Increasing fish imports leads to a need for more responsible fishing
According to Karoline Schacht, a fisheries expert at the WWF, Germans have actually already consumed their figurative share of fish for this year. Thus, in the second half, the fish that would be consumed needs to be taken from abroad. She elaborates that if there was no overfishing, the fish stocks in Europe would be abundant, and Germany would be able to supply fish for three months longer from its own fisheries.
With the threat of overfished seas, the industry faces enormous challenges and must urgently look into how they can conduct their business ecologically and fairly. According to Schacht, "whoever wants to have full nets tomorrow would need to undergo the necessary reforms".
The WWF is encouraging the industry to adopt the EU regulations on maximum sustainable catches, to use more selective gear and to prohibit the discarding of unwanted catches.
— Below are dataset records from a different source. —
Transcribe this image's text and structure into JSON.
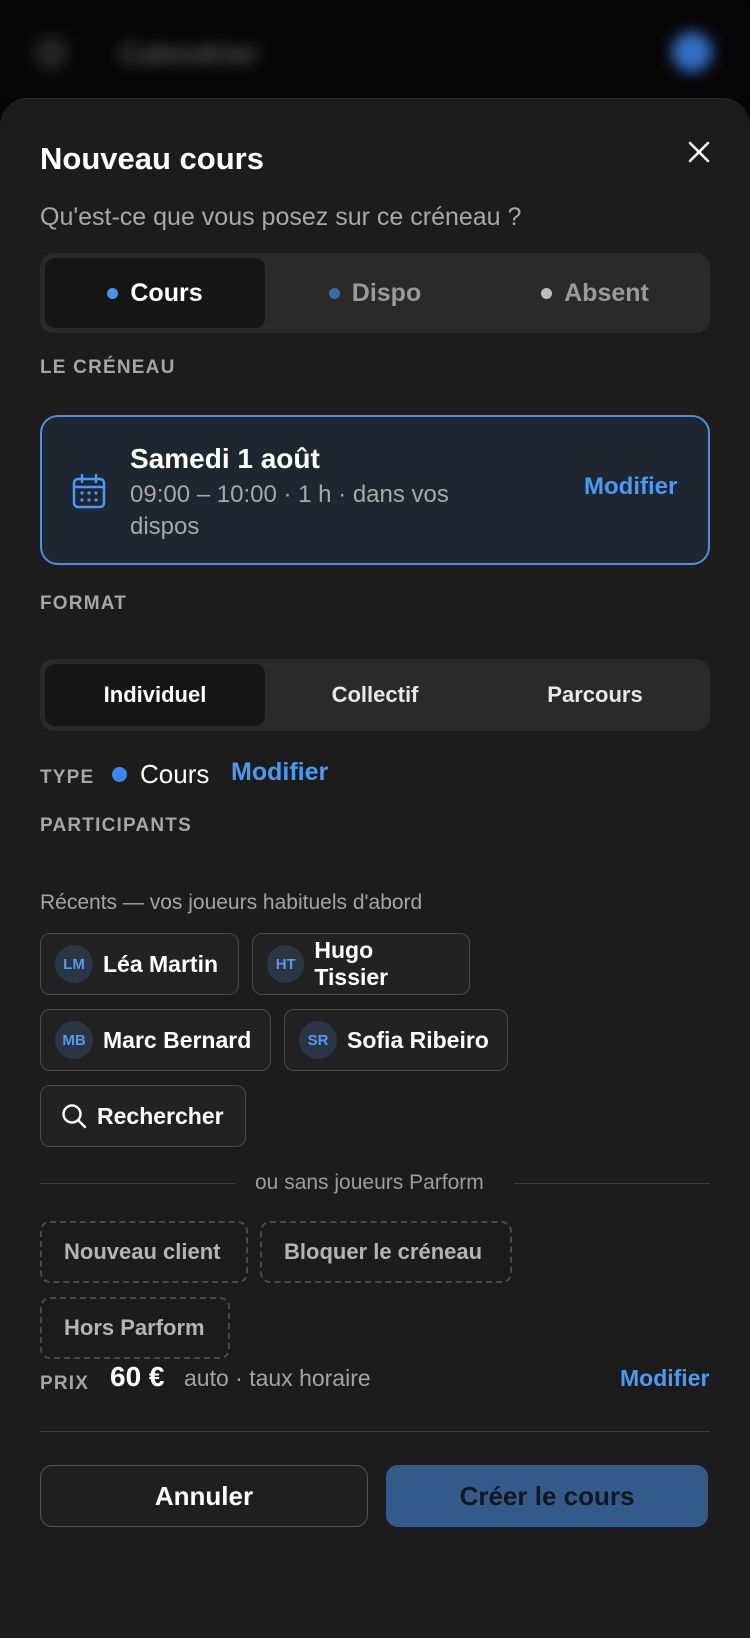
{
  "header": {
    "title": "Calendrier"
  },
  "sheet": {
    "title": "Nouveau cours",
    "subtitle": "Qu'est-ce que vous posez sur ce créneau ?"
  },
  "kind_tabs": [
    {
      "label": "Cours",
      "dot_color": "#4a90f5",
      "active": true
    },
    {
      "label": "Dispo",
      "dot_color": "#3c6aa8",
      "active": false
    },
    {
      "label": "Absent",
      "dot_color": "#bdbdbd",
      "active": false
    }
  ],
  "slot": {
    "section_label": "LE CRÉNEAU",
    "day": "Samedi 1 août",
    "time": "09:00 – 10:00 · 1 h · dans vos dispos",
    "modify_label": "Modifier"
  },
  "format": {
    "section_label": "FORMAT",
    "options": [
      "Individuel",
      "Collectif",
      "Parcours"
    ],
    "selected_index": 0
  },
  "type": {
    "label": "TYPE",
    "value": "Cours",
    "modify_label": "Modifier"
  },
  "participants": {
    "section_label": "PARTICIPANTS",
    "hint": "Récents — vos joueurs habituels d'abord",
    "recent": [
      {
        "initials": "LM",
        "name": "Léa Martin"
      },
      {
        "initials": "HT",
        "name": "Hugo Tissier"
      },
      {
        "initials": "MB",
        "name": "Marc Bernard"
      },
      {
        "initials": "SR",
        "name": "Sofia Ribeiro"
      }
    ],
    "search_label": "Rechercher",
    "divider_text": "ou sans joueurs Parform",
    "alternatives": [
      "Nouveau client",
      "Bloquer le créneau",
      "Hors Parform"
    ]
  },
  "price": {
    "label": "PRIX",
    "value": "60 €",
    "note": "auto · taux horaire",
    "modify_label": "Modifier"
  },
  "actions": {
    "cancel_label": "Annuler",
    "create_label": "Créer le cours"
  },
  "colors": {
    "accent": "#4a9af5",
    "primary_button": "#345a8c",
    "slot_border": "#4a90e2"
  }
}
In addition, it wants the German fishing industry to be sustainable as well. "The fisheries must be sustainable, not just in North and Baltic Sea, but also overseas, where the majority of our fish come from," said Schacht in German.
Our Responsibility: Sustainable FisheryOver the years, the German fishery industry has lost some of its influence. Today, only 12 percent of fish consumed in Germany comes from local fishing or fish farms. Instead, fish imports are becoming more of a mainstay, with the majority of consumed fish coming from more than 100 countries. Of particular importance is the import of salmon, shrimp and tuna. Often, these fishes had been caught or farmed off the coasts of developing and emerging economies. In fact, almost 60 percent of imports originate from non-European countries. For consumers in Germany, where fish comprises 13.7 kg of the annual per capita consumption, the WWF feels that this issue has become more of a responsibility.
Consumers can consult this guide about shopping for fish for more information.
"Although we can choose from a variety of exotic fish specialties, many people in developing countries depend on what is available in their territorial seas," said Schacht. Europe, the world champion importer, consumes a quarter of the world's traded fish; and compensates for bottlenecks in self-sufficiency in fish imports. "We have a responsibility for the design of sustainable fisheries, which people must in turn strive to maintain in the long term," said Schacht in German. She concludes that conscious consumption and a fishery that operates sustainably in overseas markets would be decisive indicators.